It can be sometimes be rewarding to learn how to get along with those who have vastly different tastes from oneself. I hope this turns out to be one of those occasions. :shutup:


----------



## Benzowner (Nov 11, 2009)

Kutusov said:


> watchjohir said:
> 
> 
> > thats a v nice collection pal u heard of bape g shocks? they are pretty sweet too
> ...


Sorry, but that is horrible


----------



## Guest (Aug 8, 2010)

I expect there are some significantly less horrible examples though. :blush2:


----------



## Kutusov (Apr 19, 2010)

Om_nom_nom_Watches! said:


> I expect there are some significantly less horrible examples though. :blush2:


Sure there are... look at this one...


----------



## grey (Apr 29, 2006)

Defender said:


> [Hi there,
> 
> Is that a 'one off' or is there a source for obsolete Casio parts like outer cases?, I could do with one or two cases for some oldies I have.


Hi Defender,

Have you tried Derek at Tiktox.com?

Best regards

Graham


----------



## Guest (Aug 8, 2010)

Ahahah grey! Your Brian Sewell avatar (with twitching mouth!) is just excellent!!!!! :thumbup:


----------



## mrteatime (Oct 25, 2006)

Om_nom_nom_Watches! said:


> Ahahah grey! Your Brian Sewell avatar (with twitching mouth!) is just excellent!!!!! :thumbup:


no....that really is graham


----------



## grey (Apr 29, 2006)

mrteatime said:


> Om_nom_nom_Watches! said:
> 
> 
> > Ahahah grey! Your Brian Sewell avatar (with twitching mouth!) is just excellent!!!!!
> ...


That's you off my Christmas card list, Lisa Bigmouth.







(Why isn't there a smiley for 'flounce'?)


----------



## mrteatime (Oct 25, 2006)

grey said:


> mrteatime said:
> 
> 
> > Om_nom_nom_Watches! said:
> ...


shes a babe graham  and you know it......

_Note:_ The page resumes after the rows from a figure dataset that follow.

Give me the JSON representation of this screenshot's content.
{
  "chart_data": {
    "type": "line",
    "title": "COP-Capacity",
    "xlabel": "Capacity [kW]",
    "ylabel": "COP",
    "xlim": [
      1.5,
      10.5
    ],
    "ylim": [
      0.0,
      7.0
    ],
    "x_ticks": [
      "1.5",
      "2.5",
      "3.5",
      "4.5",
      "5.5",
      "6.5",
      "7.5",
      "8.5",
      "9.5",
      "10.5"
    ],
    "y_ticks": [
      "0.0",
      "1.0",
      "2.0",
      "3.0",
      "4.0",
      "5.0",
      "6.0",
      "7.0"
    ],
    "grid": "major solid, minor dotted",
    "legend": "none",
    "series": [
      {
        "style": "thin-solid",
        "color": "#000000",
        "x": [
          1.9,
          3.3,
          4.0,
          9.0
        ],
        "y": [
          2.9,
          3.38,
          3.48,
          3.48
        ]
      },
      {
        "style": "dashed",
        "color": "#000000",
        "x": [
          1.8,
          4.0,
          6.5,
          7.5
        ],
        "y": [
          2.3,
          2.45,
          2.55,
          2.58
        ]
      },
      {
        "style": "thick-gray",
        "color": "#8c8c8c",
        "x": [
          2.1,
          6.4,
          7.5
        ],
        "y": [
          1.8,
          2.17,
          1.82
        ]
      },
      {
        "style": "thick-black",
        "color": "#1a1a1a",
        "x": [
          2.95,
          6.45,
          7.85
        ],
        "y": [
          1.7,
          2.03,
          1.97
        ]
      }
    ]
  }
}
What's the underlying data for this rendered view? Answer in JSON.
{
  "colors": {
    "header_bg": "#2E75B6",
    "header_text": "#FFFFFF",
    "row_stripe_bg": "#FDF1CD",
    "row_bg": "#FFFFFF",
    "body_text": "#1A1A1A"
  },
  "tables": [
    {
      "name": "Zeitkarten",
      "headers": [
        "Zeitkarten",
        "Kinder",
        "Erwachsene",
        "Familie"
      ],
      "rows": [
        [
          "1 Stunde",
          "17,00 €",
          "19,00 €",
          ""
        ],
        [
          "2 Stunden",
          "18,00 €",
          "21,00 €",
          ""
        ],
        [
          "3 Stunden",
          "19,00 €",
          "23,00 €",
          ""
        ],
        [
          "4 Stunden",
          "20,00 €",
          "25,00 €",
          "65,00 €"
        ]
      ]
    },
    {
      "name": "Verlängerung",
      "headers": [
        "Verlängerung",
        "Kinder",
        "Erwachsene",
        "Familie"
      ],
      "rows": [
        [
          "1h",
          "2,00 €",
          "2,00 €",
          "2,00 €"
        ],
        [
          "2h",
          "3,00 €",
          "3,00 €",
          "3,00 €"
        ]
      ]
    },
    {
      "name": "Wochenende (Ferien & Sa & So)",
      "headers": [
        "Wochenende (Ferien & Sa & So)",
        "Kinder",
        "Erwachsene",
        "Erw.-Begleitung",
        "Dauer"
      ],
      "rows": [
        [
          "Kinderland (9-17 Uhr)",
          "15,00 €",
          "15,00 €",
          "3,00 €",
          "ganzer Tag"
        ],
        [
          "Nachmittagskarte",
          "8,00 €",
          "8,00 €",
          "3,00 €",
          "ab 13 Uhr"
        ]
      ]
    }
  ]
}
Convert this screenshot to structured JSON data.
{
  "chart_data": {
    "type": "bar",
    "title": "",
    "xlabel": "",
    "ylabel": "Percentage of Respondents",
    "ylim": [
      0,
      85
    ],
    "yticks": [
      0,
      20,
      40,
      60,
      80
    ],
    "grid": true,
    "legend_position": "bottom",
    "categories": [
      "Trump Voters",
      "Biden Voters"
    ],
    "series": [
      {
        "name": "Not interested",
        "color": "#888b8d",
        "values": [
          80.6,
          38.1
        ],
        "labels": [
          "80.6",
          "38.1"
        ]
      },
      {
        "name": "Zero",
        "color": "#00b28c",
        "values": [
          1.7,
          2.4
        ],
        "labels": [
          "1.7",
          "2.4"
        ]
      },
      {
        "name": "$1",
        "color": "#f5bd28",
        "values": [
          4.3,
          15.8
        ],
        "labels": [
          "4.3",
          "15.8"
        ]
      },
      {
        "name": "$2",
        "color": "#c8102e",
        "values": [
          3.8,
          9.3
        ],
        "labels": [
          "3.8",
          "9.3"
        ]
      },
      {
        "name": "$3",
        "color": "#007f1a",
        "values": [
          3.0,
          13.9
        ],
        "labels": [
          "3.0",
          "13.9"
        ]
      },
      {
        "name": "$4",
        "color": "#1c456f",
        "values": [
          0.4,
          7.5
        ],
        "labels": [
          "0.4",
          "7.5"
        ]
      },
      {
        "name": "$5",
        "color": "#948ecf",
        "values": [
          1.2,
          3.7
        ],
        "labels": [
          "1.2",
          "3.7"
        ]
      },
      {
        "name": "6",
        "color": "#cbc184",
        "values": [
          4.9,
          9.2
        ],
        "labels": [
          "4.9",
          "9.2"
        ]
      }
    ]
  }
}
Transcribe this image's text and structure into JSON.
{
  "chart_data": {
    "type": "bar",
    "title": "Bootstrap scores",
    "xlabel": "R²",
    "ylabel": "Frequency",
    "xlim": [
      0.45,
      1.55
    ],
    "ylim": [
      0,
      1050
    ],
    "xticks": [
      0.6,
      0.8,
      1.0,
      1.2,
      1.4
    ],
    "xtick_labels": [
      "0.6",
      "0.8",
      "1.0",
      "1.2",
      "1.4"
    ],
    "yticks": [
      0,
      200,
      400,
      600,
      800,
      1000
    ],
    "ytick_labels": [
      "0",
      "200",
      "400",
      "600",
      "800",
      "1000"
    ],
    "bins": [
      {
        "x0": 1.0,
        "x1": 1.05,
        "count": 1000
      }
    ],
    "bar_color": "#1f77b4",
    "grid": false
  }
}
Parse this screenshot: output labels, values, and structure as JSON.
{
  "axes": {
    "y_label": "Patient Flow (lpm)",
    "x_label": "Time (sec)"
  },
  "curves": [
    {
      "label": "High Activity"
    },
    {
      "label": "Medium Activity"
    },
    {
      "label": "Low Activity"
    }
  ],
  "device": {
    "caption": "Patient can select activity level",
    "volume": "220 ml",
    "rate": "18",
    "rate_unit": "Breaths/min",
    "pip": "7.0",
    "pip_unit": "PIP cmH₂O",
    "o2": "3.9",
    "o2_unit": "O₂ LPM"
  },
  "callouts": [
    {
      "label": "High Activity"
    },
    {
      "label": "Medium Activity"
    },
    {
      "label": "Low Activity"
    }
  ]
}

good to see you about my man....hows it going....might have a spare half hour for coffee and buns this week


----------



## minkle (Mar 17, 2008)

mrteatime said:


> shes a babe graham  and you know it......


:rofl: :rofl:


----------



## Guest (Aug 8, 2010)

For the record, Brian Sewell is one of the most awesome men ever to have been born. :notworthy:


----------



## mrteatime (Oct 25, 2006)

Om_nom_nom_Watches! said:


> For the record, Brian Sewell is one of the most awesome men ever to have been born. :notworthy:


you saying graham aint?


----------



## DaveOS (May 9, 2010)

Om_nom_nom_Watches! said:


> For the record, Brian Sewell is one of the most awesome men ever to
> 
> have been born. :notworthy:


I've met him and I'm afraid to say he really isn't. He's a â‚¬[email protected]%!!

Lisa


----------



## grey (Apr 29, 2006)

mrteatime said:


> good to see you about my man....hows it going....*might have a spare half hour for coffee and buns this week*


You're welcome anytime, *Chunky*, only now it's Earl Grey and Gypsy Creams









S'pose to be collecting a slightly newer MX-5 later this week, and was a bit nonplussed when the man at the garage told me you sit lower than in the Mk2.

Me and Mrs grey (Colin to our friends







) might have to adopt a new exit strategy - "Hey you, Passer-by! Help us out of this car and a silver shilling shall be your reward."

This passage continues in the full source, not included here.